Here is when the Brachytherapy happens – details on a different post – but the doctor tells me she wants to give me that chemo that I had missed and so it is scheduled for after the Brachytherapy and radiation is finished. I am going out on a bang for sure because the Cisplatin chemo is the hardest thing out of the three types of treatment.
Cisplatin No. 5
OMG this IS the last one. For sure this time. I begrudgingly attend the Cancer Centre and wait to get my bloods done and chat with the doctor. Since my third Brachytherapy – which entailed having a catheter fitted each time – I am still trying to remember how I pee. It’s like you have to coach your body to get peeing again. It’s bizarre. It’s a little painful and takes ages. And generally my bowels have had a beating with all the radiation – external and internal – and so the nurses are concerned I might be retaining and so the doctor sends me for a X-Ray and everything is fine. Although I am given pills for constipation later on that day my bowels reverse and I now need pills for diarrhoea….however much I love pain relief medication, I just want my body to sort this out by itself. So I don’t take the pills and a week on everything is normal again. Yay! OMG how grateful you can be when the simplest of things, like going to the loo, is taken away and you get it back again.
They are all aware of my cannula problems and so a head nurse puts it into that risky vein. I warn her I might cry for no apparent reason other that there is a freaking needle in my arm but they get concerned every time and offer me diazepam. I’m not into it, I dry my eyes, calm myself down and watch TV while the drugs get pumped through my body.

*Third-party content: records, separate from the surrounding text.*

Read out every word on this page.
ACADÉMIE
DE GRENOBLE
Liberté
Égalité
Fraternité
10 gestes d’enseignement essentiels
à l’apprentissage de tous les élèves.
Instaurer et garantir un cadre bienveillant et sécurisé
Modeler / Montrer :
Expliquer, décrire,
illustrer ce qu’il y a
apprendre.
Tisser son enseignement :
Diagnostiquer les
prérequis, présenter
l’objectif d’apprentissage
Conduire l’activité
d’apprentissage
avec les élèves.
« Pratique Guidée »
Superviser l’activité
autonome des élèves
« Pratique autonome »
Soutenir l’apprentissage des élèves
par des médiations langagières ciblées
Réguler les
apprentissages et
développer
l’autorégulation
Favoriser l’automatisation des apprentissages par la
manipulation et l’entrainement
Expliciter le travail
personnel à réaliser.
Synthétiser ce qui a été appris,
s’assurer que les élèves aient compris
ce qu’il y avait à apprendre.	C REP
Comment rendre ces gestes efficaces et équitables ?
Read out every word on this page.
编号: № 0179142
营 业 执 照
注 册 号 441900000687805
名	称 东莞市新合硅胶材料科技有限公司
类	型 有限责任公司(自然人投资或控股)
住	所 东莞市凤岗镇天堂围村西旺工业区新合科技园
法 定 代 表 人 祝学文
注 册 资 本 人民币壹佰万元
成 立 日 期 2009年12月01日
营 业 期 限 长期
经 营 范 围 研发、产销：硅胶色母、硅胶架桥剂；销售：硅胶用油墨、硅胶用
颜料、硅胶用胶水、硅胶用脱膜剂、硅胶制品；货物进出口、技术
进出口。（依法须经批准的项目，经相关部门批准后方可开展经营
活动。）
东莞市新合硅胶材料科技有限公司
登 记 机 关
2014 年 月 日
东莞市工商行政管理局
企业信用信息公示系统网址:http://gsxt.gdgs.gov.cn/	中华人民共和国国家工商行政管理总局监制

My poor body. I generally am sorry for it. It’s upsetting that you agree to have chemo drugs administered to it and yet you know or are aware that chemo is killing the cancer cells. One line is screamed in your head ‘This chemo is killing me.’ And it is. It is killing all my cells. I apologise to my veins and go back to watching Location, Location, Location. Phil and Kirsty can distract me for a little while.
As on cue, one hour before it’s all done, as has happened with all the Cisplatin chemo days, I start to get nauseated. I call the nurses to have anti-sickness injected into my stomach area and half hour later, I get another one. It’s pretty full on this time and I throw up over 6 times. Blood is even coming up and I call for the nurse, who calls the doctor who asks if I had been eating mints that day. “Yes, pretty much all types of mints and all throughout the day.” And so the blood doesn’t faze her and my sickness becomes tiredness and I am invited to stay the night over. My fiancee stays over with me on a fold out bed which is great as he is able to bring me water, help me out of bed and generally be totally awesome.
The next day I get to leave after breakfast. I don’t have any more sickness just exhausted. I walk out of the Cancer Centre and raise my hands in the air. It’s over.